Visto che Powder cercava di mantenere un feeling da Arcade o quantomeno da gioco su console, pensai che lo stile Cutboard di intro era quello ideale. ci sono stati almeno due tentativi da parte mia di creare una intro per Powder: il primo prevedeva una visione del pianeta con la nave madre più delle vignette sovrapposte che mostravano l’apertura dell’hangar, la navetta che accende i razzi e così via; siccome era una mia iniziativa indipendente fu poi scartata, anche perche’ Marco notò che avevo sbagliato il design della M1 (le doppie code sono parallele, non inclinate).
La seconda versione era ispirata da un lavoro animato di Marco che aveva presentato al Bit.Movie 1992, dove si era piazzato se ricordo ottavo, chiamato 500 TL vs Ferrari; questo era fatto con il Deluxe Paint ed usava solo 8 colori – per usare meno memoria.
La sua animazione mi ispiro’ e mi fece pensare che probabilmente usando un approccio simile mi sarebbe stato possibile creare una intro animata quasi a livello Psygnosis e, allo stesso tempo, essere in grado di creare brevi storie animate: uno dei miei sogni.
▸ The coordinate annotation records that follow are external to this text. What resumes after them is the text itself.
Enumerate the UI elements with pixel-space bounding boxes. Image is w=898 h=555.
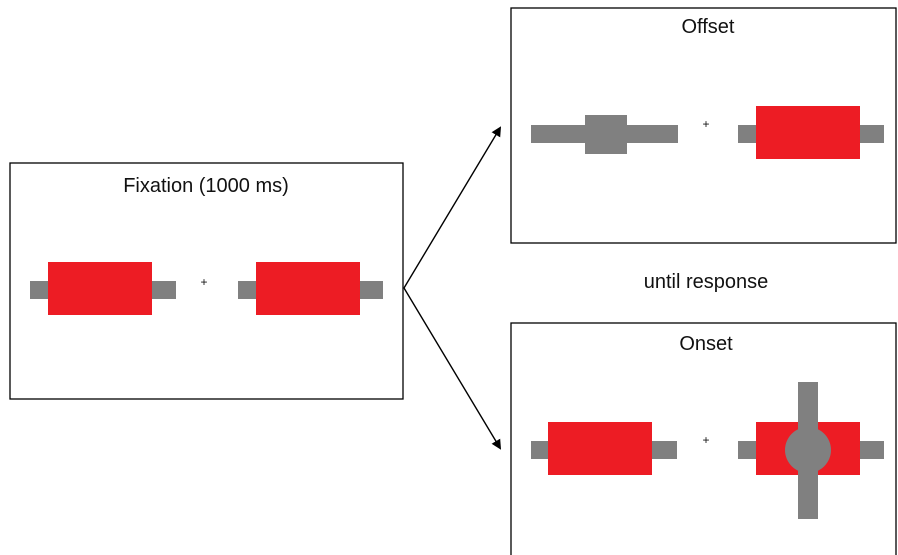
red-rectangle	[548, 422, 652, 475]
gray-block	[585, 115, 627, 154]
offset-panel-title: Offset	[682, 16, 735, 38]
onset-right-object	[738, 382, 884, 519]
offset-panel: Offset +	[510, 7, 897, 244]
fixation-cross: +	[200, 275, 207, 289]
onset-panel: Onset +	[510, 322, 897, 555]
gray-circle	[785, 427, 831, 473]
red-rectangle	[256, 262, 360, 315]
fixation-right-object	[238, 262, 383, 315]
red-rectangle	[48, 262, 152, 315]
fixation-panel-title: Fixation (1000 ms)	[123, 175, 289, 197]
onset-panel-title: Onset	[679, 333, 733, 355]
offset-right-object	[738, 106, 884, 159]
onset-left-object	[531, 422, 677, 475]
red-rectangle	[756, 106, 860, 159]
timing-label: until response	[644, 271, 769, 293]
fixation-panel: Fixation (1000 ms) +	[9, 162, 404, 400]
arrow-to-onset	[403, 287, 502, 450]
offset-left-object	[531, 115, 678, 154]
fixation-cross: +	[702, 433, 709, 447]
arrow-to-offset	[403, 126, 502, 289]
fixation-cross: +	[702, 117, 709, 131]
fixation-left-object	[30, 262, 176, 315]
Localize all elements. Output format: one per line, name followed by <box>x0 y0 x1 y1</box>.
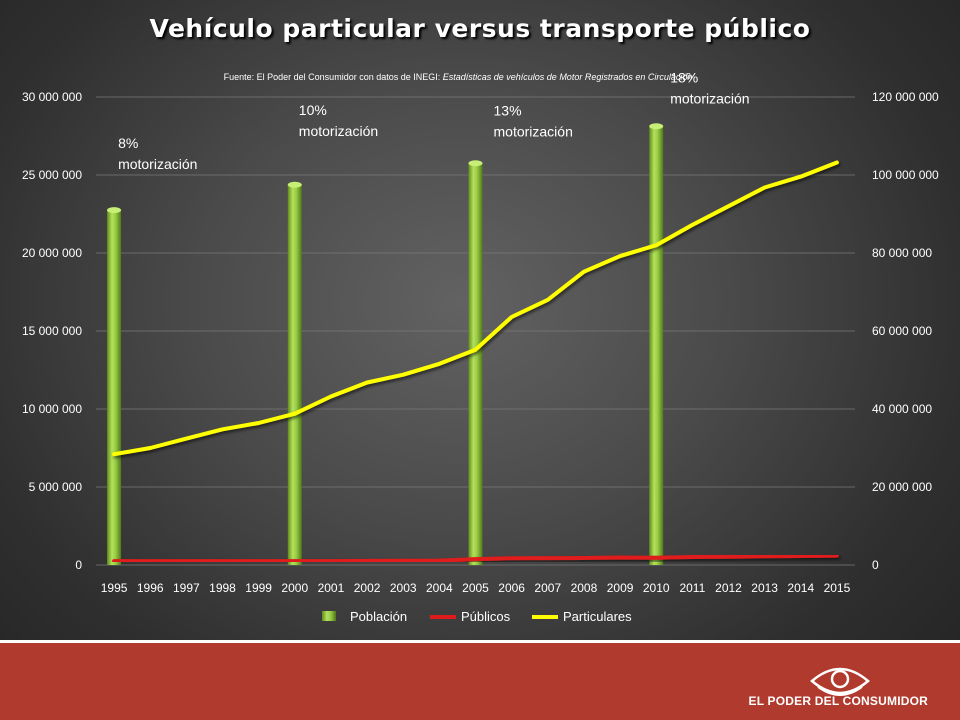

Successivamente, nel 1993 feci una animazione test e la mandai al Pixel Art Expo di Roma, dove si piazzò – se ricordo bene – ottava.
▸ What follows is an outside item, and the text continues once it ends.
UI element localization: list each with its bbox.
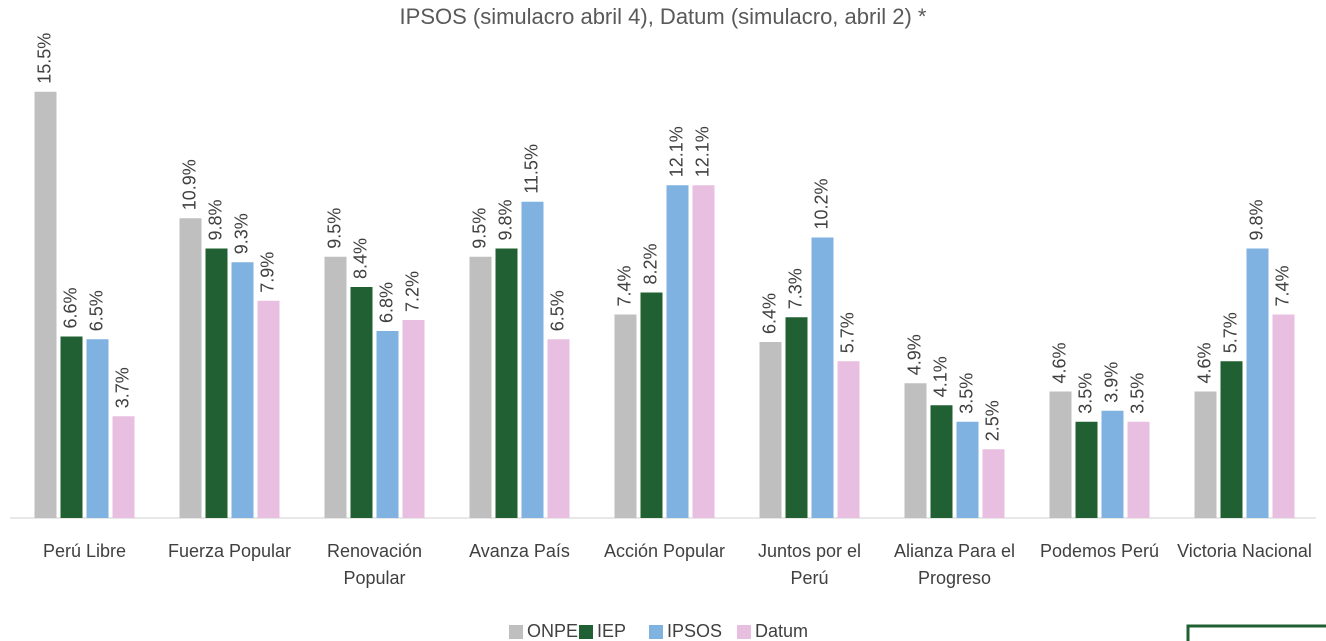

Powder from simone bernacchia on Vimeo.
Perche’ alla fine l’animazione non fu messa nella versione CD? Tra le varie ragioni c’era che avrei dovuto suddividere tutti gli sprites e metterli nell’Eneditor per ricreare l’animazione; la seconda ragione – piu’ importante – è che nella fretta di finire ce ne siam dimenticati.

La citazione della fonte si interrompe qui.